Mariam Ahmed and Fatou Seidi Ghali
"My label has been fairly male-dominated because I tend to record who I can hang out with, and the cultural norm is not to hang out with a lot of women,” says Kirkley. But perhaps the most beautiful music anywhere in the work Kirkley has broadcast through his Sahel Sounds platforms comes from the three tracks he has posted by what he claims are "the only two female Tuareg guitarists in Niger," Mariam Ahmed and Fatou Seidi Ghali. "The Tuareg guitar is a fairly male-dominated musical genre, so when I heard that there were women that played, I wanted to meet them,” Kirkley says. “I can't really speak to if there are social pressures or why more women don't play the guitar, but they are quite well-known for that now." This month, Sahel will release a full-length featuring Ghali; one side will feature her solo acoustic playing and singing, and the other will feature traditional tinde drumming.

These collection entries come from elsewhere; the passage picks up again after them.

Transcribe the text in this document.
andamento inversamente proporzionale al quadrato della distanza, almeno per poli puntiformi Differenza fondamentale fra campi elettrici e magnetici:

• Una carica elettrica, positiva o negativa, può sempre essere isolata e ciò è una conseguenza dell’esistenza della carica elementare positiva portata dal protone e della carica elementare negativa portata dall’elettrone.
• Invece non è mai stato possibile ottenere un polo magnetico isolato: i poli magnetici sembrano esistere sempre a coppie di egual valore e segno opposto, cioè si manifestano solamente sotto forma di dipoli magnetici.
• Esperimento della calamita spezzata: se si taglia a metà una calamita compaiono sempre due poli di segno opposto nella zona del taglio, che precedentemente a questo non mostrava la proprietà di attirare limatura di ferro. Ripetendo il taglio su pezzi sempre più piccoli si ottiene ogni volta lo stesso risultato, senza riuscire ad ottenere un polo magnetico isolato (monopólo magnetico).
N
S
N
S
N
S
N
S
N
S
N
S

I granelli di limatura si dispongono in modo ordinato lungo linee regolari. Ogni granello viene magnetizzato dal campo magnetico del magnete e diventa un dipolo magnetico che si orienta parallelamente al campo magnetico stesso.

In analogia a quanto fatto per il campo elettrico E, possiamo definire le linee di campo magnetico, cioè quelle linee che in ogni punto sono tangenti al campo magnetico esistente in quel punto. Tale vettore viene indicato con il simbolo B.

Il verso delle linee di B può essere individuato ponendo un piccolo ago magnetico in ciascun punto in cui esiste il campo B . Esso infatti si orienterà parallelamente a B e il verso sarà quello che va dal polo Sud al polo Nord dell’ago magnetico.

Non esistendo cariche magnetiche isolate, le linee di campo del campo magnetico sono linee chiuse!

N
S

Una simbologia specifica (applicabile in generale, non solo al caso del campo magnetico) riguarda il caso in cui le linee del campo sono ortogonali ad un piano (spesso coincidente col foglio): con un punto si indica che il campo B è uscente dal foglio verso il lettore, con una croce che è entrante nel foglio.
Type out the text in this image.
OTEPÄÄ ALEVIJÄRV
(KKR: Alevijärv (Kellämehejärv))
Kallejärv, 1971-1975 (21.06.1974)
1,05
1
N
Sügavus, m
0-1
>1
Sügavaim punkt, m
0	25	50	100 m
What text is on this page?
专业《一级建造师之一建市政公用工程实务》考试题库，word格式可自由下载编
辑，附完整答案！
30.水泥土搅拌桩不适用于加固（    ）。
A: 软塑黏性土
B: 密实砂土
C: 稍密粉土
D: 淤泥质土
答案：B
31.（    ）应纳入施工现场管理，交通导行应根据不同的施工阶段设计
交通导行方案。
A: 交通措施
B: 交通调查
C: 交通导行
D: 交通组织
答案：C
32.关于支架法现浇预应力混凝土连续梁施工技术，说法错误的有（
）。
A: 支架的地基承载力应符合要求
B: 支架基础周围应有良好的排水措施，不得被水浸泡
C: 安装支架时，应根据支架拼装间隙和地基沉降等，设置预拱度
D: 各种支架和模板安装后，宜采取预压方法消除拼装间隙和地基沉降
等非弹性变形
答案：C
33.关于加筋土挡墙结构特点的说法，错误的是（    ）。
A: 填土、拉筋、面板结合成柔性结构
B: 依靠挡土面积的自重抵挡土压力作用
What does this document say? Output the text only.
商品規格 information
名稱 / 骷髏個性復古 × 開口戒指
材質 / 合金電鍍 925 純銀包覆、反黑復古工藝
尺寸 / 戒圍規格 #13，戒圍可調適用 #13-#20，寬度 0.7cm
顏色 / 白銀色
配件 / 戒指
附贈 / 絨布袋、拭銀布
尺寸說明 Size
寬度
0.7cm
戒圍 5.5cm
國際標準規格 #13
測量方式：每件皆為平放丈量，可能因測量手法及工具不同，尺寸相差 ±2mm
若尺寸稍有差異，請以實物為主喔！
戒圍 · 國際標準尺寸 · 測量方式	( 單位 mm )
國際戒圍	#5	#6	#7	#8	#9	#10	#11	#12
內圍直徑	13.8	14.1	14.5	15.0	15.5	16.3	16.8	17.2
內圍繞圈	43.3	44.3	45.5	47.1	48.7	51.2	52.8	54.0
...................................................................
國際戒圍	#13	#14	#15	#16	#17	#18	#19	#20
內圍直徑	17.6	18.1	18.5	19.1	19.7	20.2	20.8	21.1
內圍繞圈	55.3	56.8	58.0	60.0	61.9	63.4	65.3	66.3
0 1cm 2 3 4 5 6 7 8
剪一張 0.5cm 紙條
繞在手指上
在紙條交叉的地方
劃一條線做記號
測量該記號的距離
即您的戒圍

Selections from a cyber cafe in Senegal
When the centralized Internet began to arrive in West Africa in the two years after Kirkley’s arrival, cyber cafes sprang up to provide access. Like the eclectic Napster "mic-in" folders of the early '00s, where users accidentally exposed certain audio files on their computers to curious seekers, the desktops in these cafes became strewn with stray files—a perfect source for a certain kind of digital collection. The cafes represented "a local chain of hard drives and memory sticks where traffic is not metaphoric, but represents real physical movement," wrote Kirkley in 2011. In one harvest, he presented ESL hip-hop and a long track of an English-to-Farsi language instruction tape that uses news stories to teach Persian vocabulary (with a side of exotic piano). At this point, with home and phone Internet access becoming more prevalent, "there are a lot of abandoned cafes, which is kind of surreal," Kirkley says. "They're still a great place to find a smattering of digital ephemera, but, increasingly, YouTube is a really good place for digging. Musicians often refer me to a YouTube now, which I could've just looked at from Portland—I didn't have to go to Africa, in some ways, to even hear the music."
Pheno S.: "Waihidjo"
CDJs hit Mali around the turn of the century, and, according to Kirkley, "There is now an entire generation of kids that grew up with this remix culture and [Balani Show] music, and now they're making this music. Similarly, we're in the second generation of rappers [in the region] at this point." Sahel Sounds' first foray into local hip-hop came with Pheno S., a teenage rapper who rose to viral fame after using a barely-coded song to angrily call out his school director for sleeping with female students. The fallout involved scandal and suspension, but Pheno’s beats only got tighter. “These young kids [are] making the strangest, spacey lo-fi beats,” says Kirkley.